8 hours of TBA: Serious and Seriously Fun Art
Yesterday was a near wintery Portland, but when you’re busy with Time Based Arts there is almost no time to pay attention to the weather.
I walked into the Guild before 6pm yesterday in time to catch Hans Weigand’s Jerry Cotton: The Portland Episodes. The film itself was a creepy, hip, stalker killing movie with the backdrop of Raymond Pettibon’s art work, gorgeous architecture, Austrian mountains, Tijuana’s gorgeous urbanity, and amazing, funny killers. To think about galleries all the world over as being fronts for killing mayhem, hit men, and achetypal “artsy fartsy” behavior (like a man licking his walking stick and gurgling), and truly makes the art world look a lot more spooky, goofy, and serious.

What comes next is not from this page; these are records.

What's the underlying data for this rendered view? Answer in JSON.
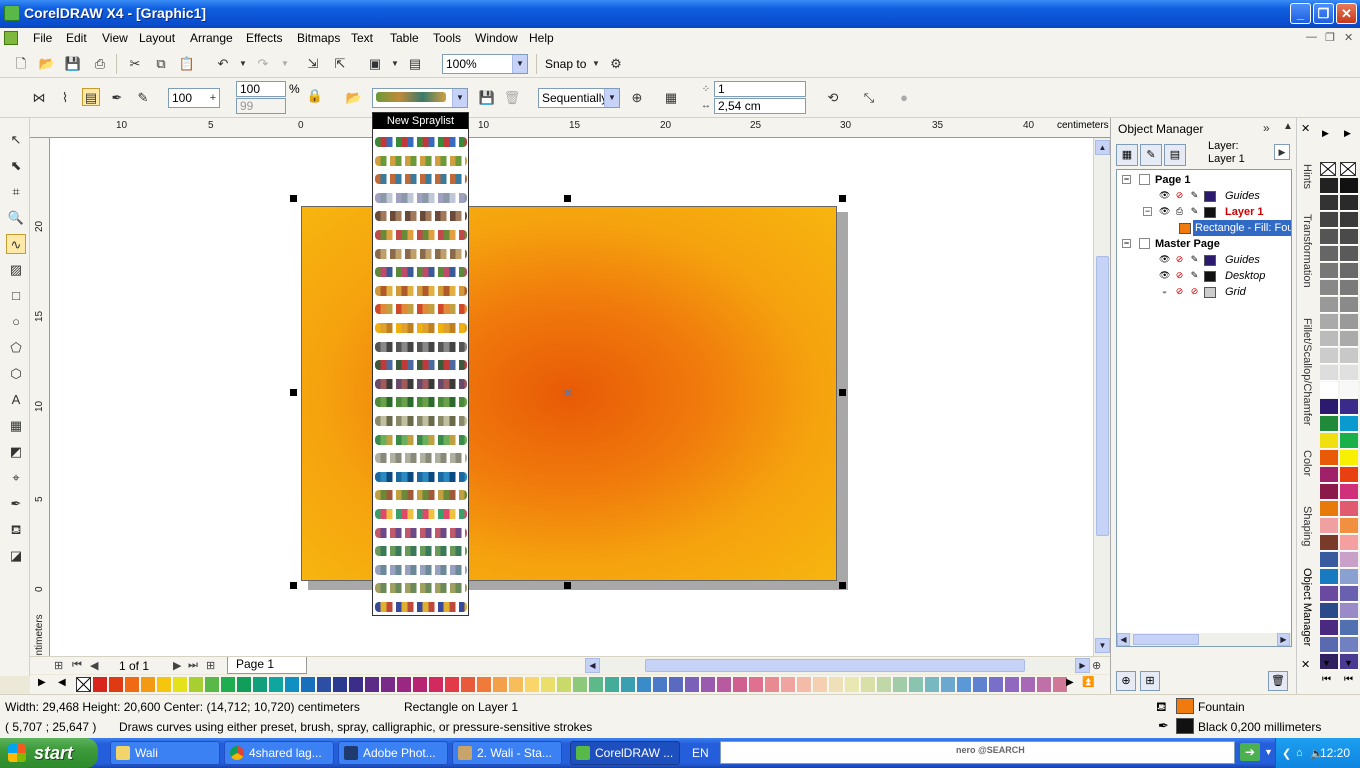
{
  "window": {
    "title": "CorelDRAW X4 - [Graphic1]",
    "min_label": "_",
    "max_label": "❐",
    "close_label": "✕"
  },
  "menu": {
    "items": [
      "File",
      "Edit",
      "View",
      "Layout",
      "Arrange",
      "Effects",
      "Bitmaps",
      "Text",
      "Table",
      "Tools",
      "Window",
      "Help"
    ]
  },
  "toolbar1": {
    "zoom_value": "100%",
    "snap_label": "Snap to"
  },
  "toolbar2": {
    "size_value": "100",
    "opacity_value": "100",
    "opacity_unit": "%",
    "disabled_value": "99",
    "order_value": "Sequentially",
    "count_value": "1",
    "spacing_value": "2,54 cm"
  },
  "spraylist": {
    "header": "New Spraylist"
  },
  "rulers": {
    "top_ticks": [
      "10",
      "5",
      "0",
      "5",
      "10",
      "15",
      "20",
      "25",
      "30",
      "35",
      "40"
    ],
    "left_ticks": [
      "20",
      "15",
      "10",
      "5",
      "0"
    ],
    "unit": "centimeters"
  },
  "pagebar": {
    "counter": "1 of 1",
    "page_tab": "Page 1"
  },
  "status": {
    "dimensions": "Width: 29,468  Height: 20,600  Center: (14,712; 10,720)  centimeters",
    "object_info": "Rectangle on Layer 1",
    "coordinates": "( 5,707 ; 25,647 )",
    "hint": "Draws curves using either preset, brush, spray, calligraphic, or pressure-sensitive strokes",
    "fill_label": "Fountain",
    "fill_color": "#f07a0c",
    "outline_label": "Black  0,200 millimeters",
    "outline_color": "#111111"
  },
  "object_manager": {
    "title": "Object Manager",
    "layer_label_1": "Layer:",
    "layer_label_2": "Layer 1",
    "tree": {
      "page1": "Page 1",
      "guides1": "Guides",
      "layer1": "Layer 1",
      "rectangle": "Rectangle - Fill: Fou",
      "master": "Master Page",
      "guides2": "Guides",
      "desktop": "Desktop",
      "grid": "Grid"
    }
  },
  "docker_tabs": [
    "Hints",
    "Transformation",
    "Fillet/Scallop/Chamfer",
    "Color",
    "Shaping",
    "Object Manager"
  ],
  "taskbar": {
    "start": "start",
    "tasks": [
      "Wali",
      "4shared lag...",
      "Adobe Phot...",
      "2. Wali - Sta...",
      "CorelDRAW ..."
    ],
    "lang": "EN",
    "nero_brand": "nero @SEARCH",
    "clock": "12:20"
  },
  "colors": {
    "shape_center": "#e85a06",
    "shape_edge": "#f7b50f",
    "titlebar": "#0a4fd0"
  }
}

Speaking of serious, hearing and reading about the racism that actualized within the events of rescue and evacuation of New Orleans makes viewing and recounting DJ Spooky’s (aka Paul Miller) well planned re-edit of D.W. Griffiths Birth of a Nation even more pertinent.
How lucky we all are that Rebirth of a Nation was performed and played for a packed theater.

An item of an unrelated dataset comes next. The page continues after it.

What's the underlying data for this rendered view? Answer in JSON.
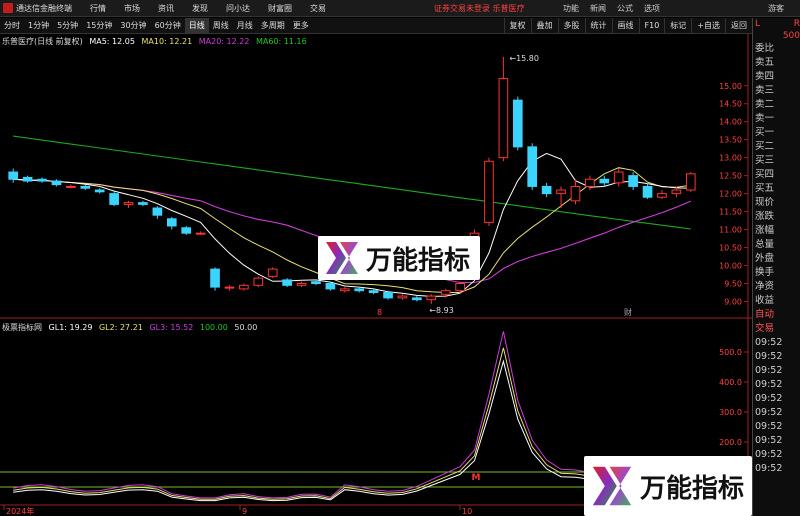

Throughout his re-edit, a white circuit grows over many of the frames, around faces, over faces, framing the film’s self proclaimed, “ideal woman.” I interpreted the circuit to be the moving force of racism: that like Griffith’s film claiming that the introduction of blacks to American planted the “seed of disunion,” but perhaps, as Miller introduced this he included the fact that this KKK recruitment film was the first ever to be shown in the White House, was it this film and other racist propoganda that propogated racism this way, and was Birth of a Nation a seed in and of itself that grows, like Miller’s white circuit grows, while ultimately be detroyed by the destruction, and post modern reinterpretation of the propoganda, and that by showing the film in it’s new form, the film takes on new and opposite meaning, ultimately reversing the original intent, and the seeds of UNION are planted?
Making one’s way from Newburg to the wonderfully awesome The Works sort of garden party/meet and greet/musical event is a truly wonderful cap to a good day of art and intellect. Of course the finale at the end of the evening with the Come Together event broadcasting “the ultimate guru” on a screen, and watching a group of cult leaders and followers mimic each other on a stage, shaking bells, hooting, hollering, playing tape loops embedded in their clothing, and stomping on the floor was the culmination in a celebration of life and living. I’m sure it looked like a big party, and it really was.